CCR7 and MTRNR2L2 expression according to the melanoma subtypes.
(A, B) CCR7 and MTRNR2L2 expression showed prognostic significance for overall survival, independent of the primary site (A) and histological subtype of melanoma (B). (C) Prognostic differences according to molecular subtypes, including microphthalmia-associated transcription factor (MITF)-low, immune, and keratin subtypes (log-rank test). (D) CCR7 expression patterns across molecular subtypes (Kruskal–Wallis test). (E) Multivariate Cox regression analysis of CCR7 expression in relation to molecular subtype. ALM, acral lentiginous melanoma; LMM, lentigo malignant melanoma; NM, nodular melanoma; SSM, superficial spreading melanoma. (F) Gene expression patterns across mutational subtypes (Kruskal–Wallis test).
Fig 6.
Pathway-based classification models based on the KEGG pathway.
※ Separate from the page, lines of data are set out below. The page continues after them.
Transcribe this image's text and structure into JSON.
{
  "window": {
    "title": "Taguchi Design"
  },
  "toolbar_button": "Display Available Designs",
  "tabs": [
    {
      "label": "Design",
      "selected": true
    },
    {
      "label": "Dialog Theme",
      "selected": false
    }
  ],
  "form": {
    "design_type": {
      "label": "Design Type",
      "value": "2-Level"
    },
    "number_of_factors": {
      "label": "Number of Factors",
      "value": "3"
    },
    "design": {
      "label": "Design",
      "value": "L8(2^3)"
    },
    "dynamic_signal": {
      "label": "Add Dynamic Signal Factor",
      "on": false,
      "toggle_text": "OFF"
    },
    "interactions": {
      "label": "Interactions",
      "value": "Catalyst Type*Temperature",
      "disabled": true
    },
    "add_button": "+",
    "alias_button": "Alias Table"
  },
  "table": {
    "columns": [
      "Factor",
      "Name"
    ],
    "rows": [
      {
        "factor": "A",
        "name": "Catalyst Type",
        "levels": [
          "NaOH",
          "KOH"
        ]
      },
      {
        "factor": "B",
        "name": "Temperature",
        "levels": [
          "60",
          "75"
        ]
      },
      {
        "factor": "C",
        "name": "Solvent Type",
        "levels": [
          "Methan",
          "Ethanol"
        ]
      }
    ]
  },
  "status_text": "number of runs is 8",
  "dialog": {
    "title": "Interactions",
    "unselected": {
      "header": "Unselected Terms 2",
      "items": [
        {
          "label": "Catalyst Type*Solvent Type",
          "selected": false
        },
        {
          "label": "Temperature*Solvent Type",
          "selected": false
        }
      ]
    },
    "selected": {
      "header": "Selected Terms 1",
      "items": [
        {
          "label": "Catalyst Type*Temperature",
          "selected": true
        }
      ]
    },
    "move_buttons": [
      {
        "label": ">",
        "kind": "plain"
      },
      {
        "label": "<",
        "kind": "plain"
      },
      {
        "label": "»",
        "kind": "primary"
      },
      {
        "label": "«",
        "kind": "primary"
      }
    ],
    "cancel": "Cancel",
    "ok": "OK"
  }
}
(A) Single-cell gene expression mapped to KEGG pathways enabled predictive models showing relatively high performance across multiple AI algorithms. (B) Heatmap (left) showing differences in 2D-CNN feature-importance between responders and non-responders; numbers on x- and y-axes denote distinct genes and pathways, respectively. List of pathways and their constituent genes showing the largest differences between responders and non-responders (right panel). (C) Prognostic analysis across three bulk RNA-seq datasets using responder-specific signature scores derived from genes within the eight responder-associated pathways identified in the highest score spot in Fig 6B (log-rank test).
Fig 7.
AI-based identification of immunotherapy response markers from single-cell RNA-seq without cell type annotation, validated in independent bulk RNA-seq cohorts.